El eco de la risa de Guillermo aún resonaba entre las mesas de gala del viñedo cuando el suelo tembló suavemente. Fue un temblor diminuto, casi imperceptible para la muchedumbre vestida con esmóquines y vestidos de seda, pero para Mateo, el niño de siete años cuya mano aún descansaba sobre el calzado de cuero de Guillermo, fue como si el pulso mismo de la Tierra se hubiera transmitido directamente a través de sus yemas.

Guillermo parpadeó. La incredulidad aún dominaba sus facciones. Sus ojos, desorbitados por el impacto inicial, alternaban entre la pierna izquierda —que hacía apenas tres segundos carecía por completo de sensibilidad— y el rostro concentrado del muchacho. Sintió el aire tibio de la noche de verano colar por los poros de una piel que su cerebro había dado por muerta hacía más de una década, tras aquel accidente en la cordillera que lo confinó a la silla de ruedas motorizada.

—¿Qué… qué hiciste, Mateo? —susurró Guillermo, manteniendo la copa de vino tinto suspendida a mitad de camino, temiendo que cualquier movimiento brusco rompiera el hechizo.

El pequeño levantó la vista.
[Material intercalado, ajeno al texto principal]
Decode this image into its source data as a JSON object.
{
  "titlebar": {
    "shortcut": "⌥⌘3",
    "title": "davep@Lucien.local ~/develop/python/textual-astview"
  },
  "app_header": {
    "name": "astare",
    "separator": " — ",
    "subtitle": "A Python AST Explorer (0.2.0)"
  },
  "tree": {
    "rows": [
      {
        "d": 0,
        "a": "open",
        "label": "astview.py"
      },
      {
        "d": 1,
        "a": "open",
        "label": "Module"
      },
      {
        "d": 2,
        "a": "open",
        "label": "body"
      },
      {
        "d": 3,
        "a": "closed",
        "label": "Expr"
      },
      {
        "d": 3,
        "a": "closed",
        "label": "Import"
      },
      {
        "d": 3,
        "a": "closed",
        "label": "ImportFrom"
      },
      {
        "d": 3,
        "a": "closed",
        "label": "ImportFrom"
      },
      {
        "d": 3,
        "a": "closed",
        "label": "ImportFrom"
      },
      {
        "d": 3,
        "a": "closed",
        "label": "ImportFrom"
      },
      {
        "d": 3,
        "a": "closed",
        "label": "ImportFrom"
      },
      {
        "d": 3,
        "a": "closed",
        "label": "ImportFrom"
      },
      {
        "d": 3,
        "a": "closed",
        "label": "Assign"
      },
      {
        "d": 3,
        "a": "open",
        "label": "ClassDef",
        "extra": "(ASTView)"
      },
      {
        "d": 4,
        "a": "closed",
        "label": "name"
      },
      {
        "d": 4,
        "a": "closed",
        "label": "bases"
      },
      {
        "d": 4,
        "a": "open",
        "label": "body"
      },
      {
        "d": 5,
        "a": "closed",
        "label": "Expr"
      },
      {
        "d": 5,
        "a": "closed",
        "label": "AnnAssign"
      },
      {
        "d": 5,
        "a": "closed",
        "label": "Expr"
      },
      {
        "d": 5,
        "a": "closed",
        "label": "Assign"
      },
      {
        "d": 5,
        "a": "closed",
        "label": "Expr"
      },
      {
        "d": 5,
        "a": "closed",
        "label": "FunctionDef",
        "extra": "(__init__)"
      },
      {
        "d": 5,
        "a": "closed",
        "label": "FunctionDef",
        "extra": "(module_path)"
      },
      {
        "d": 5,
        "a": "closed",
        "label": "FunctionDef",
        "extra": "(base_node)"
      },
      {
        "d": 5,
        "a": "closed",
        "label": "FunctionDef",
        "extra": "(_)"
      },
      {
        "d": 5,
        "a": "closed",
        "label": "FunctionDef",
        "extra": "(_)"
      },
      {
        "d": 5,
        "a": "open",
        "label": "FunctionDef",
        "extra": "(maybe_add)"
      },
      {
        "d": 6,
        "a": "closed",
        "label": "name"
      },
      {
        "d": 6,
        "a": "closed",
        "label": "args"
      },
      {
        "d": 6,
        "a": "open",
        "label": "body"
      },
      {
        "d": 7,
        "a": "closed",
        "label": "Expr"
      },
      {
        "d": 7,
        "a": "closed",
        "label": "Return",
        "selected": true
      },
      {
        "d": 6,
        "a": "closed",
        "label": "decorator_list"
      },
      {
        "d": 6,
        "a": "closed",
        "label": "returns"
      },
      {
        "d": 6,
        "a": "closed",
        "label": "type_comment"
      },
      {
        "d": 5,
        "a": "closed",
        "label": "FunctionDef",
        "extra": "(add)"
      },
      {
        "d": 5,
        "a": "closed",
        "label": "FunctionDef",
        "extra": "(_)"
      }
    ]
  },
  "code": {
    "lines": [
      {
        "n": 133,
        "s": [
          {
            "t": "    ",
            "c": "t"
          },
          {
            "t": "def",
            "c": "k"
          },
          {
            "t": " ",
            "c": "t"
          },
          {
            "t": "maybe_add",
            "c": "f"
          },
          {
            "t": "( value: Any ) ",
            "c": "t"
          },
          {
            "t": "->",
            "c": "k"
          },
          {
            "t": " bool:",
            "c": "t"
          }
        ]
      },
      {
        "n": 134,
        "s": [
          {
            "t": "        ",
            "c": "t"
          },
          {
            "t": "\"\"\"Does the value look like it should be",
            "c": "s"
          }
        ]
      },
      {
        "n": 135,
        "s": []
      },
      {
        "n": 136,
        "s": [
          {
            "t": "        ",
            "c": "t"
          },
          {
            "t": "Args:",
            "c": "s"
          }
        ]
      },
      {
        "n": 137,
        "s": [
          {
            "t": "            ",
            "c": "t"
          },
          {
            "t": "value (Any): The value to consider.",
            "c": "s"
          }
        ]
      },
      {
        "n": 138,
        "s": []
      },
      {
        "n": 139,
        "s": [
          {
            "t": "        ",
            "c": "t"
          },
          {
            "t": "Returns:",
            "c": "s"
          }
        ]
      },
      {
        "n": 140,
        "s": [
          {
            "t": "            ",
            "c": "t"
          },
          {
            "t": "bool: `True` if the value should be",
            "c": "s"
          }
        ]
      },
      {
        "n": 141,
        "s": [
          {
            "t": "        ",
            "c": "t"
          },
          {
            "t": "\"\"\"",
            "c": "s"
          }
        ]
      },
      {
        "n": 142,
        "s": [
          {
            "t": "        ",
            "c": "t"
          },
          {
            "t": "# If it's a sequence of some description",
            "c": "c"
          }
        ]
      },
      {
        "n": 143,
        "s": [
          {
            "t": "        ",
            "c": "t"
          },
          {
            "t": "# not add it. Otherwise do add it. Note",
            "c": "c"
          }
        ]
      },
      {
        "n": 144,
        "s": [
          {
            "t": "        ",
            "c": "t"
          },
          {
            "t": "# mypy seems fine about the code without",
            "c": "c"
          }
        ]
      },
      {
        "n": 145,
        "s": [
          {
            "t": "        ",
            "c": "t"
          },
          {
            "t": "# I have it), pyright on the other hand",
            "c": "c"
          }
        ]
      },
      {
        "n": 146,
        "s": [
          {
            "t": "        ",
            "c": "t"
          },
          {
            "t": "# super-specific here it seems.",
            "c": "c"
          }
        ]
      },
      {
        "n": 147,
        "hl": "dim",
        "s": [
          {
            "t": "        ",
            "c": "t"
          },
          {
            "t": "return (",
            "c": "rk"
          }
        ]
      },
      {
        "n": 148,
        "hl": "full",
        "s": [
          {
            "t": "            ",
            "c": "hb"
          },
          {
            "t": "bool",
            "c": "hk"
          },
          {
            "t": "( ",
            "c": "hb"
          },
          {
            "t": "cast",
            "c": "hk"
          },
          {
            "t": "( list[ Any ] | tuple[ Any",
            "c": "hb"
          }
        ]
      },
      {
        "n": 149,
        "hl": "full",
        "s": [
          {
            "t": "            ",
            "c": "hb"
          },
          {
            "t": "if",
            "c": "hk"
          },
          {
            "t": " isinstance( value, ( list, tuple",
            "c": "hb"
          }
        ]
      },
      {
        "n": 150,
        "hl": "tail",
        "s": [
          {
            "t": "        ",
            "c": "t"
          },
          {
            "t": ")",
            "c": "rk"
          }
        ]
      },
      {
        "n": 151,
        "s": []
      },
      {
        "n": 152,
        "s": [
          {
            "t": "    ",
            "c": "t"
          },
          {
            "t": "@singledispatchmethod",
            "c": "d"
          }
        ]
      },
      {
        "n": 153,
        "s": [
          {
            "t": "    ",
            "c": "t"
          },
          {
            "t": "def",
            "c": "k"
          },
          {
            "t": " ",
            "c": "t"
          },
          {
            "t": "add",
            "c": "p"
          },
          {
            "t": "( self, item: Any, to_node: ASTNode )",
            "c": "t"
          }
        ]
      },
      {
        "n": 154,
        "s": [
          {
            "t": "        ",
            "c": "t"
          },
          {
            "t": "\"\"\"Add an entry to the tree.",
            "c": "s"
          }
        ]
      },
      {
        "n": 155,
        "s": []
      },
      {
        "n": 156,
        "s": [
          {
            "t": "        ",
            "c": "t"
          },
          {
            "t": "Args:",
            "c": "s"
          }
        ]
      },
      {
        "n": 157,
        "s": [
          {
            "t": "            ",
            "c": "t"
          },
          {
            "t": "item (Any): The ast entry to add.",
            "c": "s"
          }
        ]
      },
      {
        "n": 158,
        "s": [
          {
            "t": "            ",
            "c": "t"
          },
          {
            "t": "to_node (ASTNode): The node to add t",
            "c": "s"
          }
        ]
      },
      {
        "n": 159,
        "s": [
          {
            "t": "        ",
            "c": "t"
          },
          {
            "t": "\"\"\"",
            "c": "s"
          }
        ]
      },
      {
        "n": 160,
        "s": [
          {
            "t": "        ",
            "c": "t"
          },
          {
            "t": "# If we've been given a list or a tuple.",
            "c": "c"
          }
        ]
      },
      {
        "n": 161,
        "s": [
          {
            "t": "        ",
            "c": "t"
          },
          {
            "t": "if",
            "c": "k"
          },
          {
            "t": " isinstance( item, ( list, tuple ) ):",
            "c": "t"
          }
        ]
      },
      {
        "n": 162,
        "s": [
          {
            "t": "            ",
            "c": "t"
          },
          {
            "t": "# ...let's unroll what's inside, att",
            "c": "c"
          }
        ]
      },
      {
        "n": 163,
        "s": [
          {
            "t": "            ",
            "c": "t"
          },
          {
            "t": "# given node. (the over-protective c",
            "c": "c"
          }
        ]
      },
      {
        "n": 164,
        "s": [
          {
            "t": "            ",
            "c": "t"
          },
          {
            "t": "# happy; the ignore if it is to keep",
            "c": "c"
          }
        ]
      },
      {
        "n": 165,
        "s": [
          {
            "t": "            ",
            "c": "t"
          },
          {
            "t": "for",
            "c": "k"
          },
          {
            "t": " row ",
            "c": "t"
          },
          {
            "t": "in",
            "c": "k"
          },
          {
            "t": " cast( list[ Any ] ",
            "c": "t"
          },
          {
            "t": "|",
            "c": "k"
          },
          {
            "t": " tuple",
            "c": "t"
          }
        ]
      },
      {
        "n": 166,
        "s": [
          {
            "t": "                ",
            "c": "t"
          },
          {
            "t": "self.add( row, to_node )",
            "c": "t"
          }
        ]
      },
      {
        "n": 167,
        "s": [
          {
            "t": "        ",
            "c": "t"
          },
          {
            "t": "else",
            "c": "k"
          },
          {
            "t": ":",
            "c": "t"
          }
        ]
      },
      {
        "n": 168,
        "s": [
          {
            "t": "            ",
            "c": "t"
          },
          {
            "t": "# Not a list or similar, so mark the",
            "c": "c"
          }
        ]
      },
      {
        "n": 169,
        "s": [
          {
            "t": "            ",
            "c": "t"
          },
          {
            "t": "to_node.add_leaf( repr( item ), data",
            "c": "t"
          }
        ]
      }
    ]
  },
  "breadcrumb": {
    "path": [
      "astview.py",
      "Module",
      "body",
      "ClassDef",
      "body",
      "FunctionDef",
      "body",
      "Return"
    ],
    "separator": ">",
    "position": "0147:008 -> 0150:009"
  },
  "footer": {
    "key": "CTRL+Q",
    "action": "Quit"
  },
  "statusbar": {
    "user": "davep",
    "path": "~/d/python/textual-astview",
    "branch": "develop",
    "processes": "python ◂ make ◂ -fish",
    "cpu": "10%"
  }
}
No había regocijo infantil en sus ojos oscuros, sino una gravedad impropia de su edad, como si hubiera realizado una tarea rutinaria y agotadora.

—No dura mucho la primera vez —dijo Mateo con tono firme, su voz apenas audible por encima de la música de violines que amenizaba la recepción—. Tu cuerpo no reconoce la energía. Intenta rechazarla. Tienes que levantarte ahora antes de que la memoria de la piedra se apague.

Guillermo no entendía a qué se refería con «la piedra», pero la urgencia en la mirada del niño lo impulsó. Con cautela, apoyó el pie izquierdo sobre la hierba. Sintió la textura del césped bajo la suela de su zapato, la humedad de la noche, la resistencia del suelo. Apoyó el otro pie. Apretó los puños contra los reposabrazos de la silla y, por primera vez en doce años, empujó hacia arriba utilizando la fuerza de sus dos extremidades.

Sus rodillas se trabaron violentamente, pero aguantaron. Se puso de pie.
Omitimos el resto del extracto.